The Principality of Brunswick-Wolfenbüttel (German: Fürstentum Braunschweig-Wolfenbüttel) was a subdivision of the Duchy of Brunswick-Lüneburg, whose history was characterised by numerous divisions and reunifications. Various dynastic lines of the House of Welf ruled Brunswick-Wolfenbüttel until the dissolution of the Holy Roman Empire in 1806. As a result of the Congress of Vienna, its successor state, the Duchy of Brunswick, was created in 1815.
After Otto the Child, grandchild of Henry the Lion, had been given the former allodial seat of his family (located in the area of present-day eastern Lower Saxony and northern Saxony-Anhalt) by Emperor Frederick II on 21 August 1235 as an imperial enfeoffment under the name of the Duchy of Brunswick-Lüneburg, the duchy was divided in 1267/1269 by his sons.

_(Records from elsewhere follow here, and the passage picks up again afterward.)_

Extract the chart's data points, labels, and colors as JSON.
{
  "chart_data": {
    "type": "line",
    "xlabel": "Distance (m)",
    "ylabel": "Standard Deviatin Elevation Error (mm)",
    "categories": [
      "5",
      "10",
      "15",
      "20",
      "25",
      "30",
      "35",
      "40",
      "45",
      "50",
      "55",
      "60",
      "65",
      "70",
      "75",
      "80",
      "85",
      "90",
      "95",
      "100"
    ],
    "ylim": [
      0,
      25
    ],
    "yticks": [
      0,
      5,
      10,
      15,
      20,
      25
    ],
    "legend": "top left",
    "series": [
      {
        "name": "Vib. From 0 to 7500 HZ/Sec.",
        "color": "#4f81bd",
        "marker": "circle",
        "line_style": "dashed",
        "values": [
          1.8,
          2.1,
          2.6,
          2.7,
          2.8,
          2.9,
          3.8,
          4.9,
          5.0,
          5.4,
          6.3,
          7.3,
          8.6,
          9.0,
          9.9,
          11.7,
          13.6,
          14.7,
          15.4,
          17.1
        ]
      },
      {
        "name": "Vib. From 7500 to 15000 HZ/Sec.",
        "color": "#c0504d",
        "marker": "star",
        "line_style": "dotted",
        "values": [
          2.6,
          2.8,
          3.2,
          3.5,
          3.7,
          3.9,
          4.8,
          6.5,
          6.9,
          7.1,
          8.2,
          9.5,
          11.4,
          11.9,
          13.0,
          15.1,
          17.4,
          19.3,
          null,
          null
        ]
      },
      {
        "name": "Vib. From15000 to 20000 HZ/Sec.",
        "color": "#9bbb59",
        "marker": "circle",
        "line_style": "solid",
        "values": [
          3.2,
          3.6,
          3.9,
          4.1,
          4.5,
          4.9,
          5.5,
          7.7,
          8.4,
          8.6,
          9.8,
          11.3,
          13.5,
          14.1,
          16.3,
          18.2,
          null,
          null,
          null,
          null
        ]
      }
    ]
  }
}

Albert I (also called Albert the Tall) (1236-1279) was given the regions around Brunswick-Wolfenbüttel, Einbeck-Grubenhagen and Göttingen-Oberwald. He thus founded the Old House of Brunswick and laid the basis for what became, later, the Principality of Brunswick-Wolfenbüttel. His brother John (1242-1277) inherited the land around Lüneburg and founded the Old House of Lüneburg. The town of Brunswick remained under joint rule.
The area of Brunswick(-Wolfenbüttel) was further subdivided in the succeeding decades. For example, the lines of Grubenhagen and Göttingen were split for a while. In a similar way, in 1432 the estates between the Deister hills and the Leine river, that had been gained in the meantime from the Middle House of Brunswick, split away to form the Principality of Calenberg. There were further reunifications and divisions. Following the twelfth division of the duchy in 1495, whereby the Principality of Brunswick-Calenberg-Göttingen was re-divided into its component territories, Duke Henry the Elder was given the land of Brunswick, to which the name of the new Residenz at Wolfenbüttel was added. From then on the name of the principality became "Brunswick-Wolfenbüttel".
As a result of the German Mediatisation of 25 February 1803 the principality was given the territories of the secularised imperial abbeys of Gandersheim and Helmstedt. In 1806 Duke Charles William Ferdinand was mortally wounded as a Prussian general in the Battle of Auerstedt. After a short interregnum Brunswick was occupied from 1807 to 1813 by the French and became part of the Kingdom of Westphalia.
After the end of Napoleonic rule the state was re-established under the name of the Duchy of Brunswick.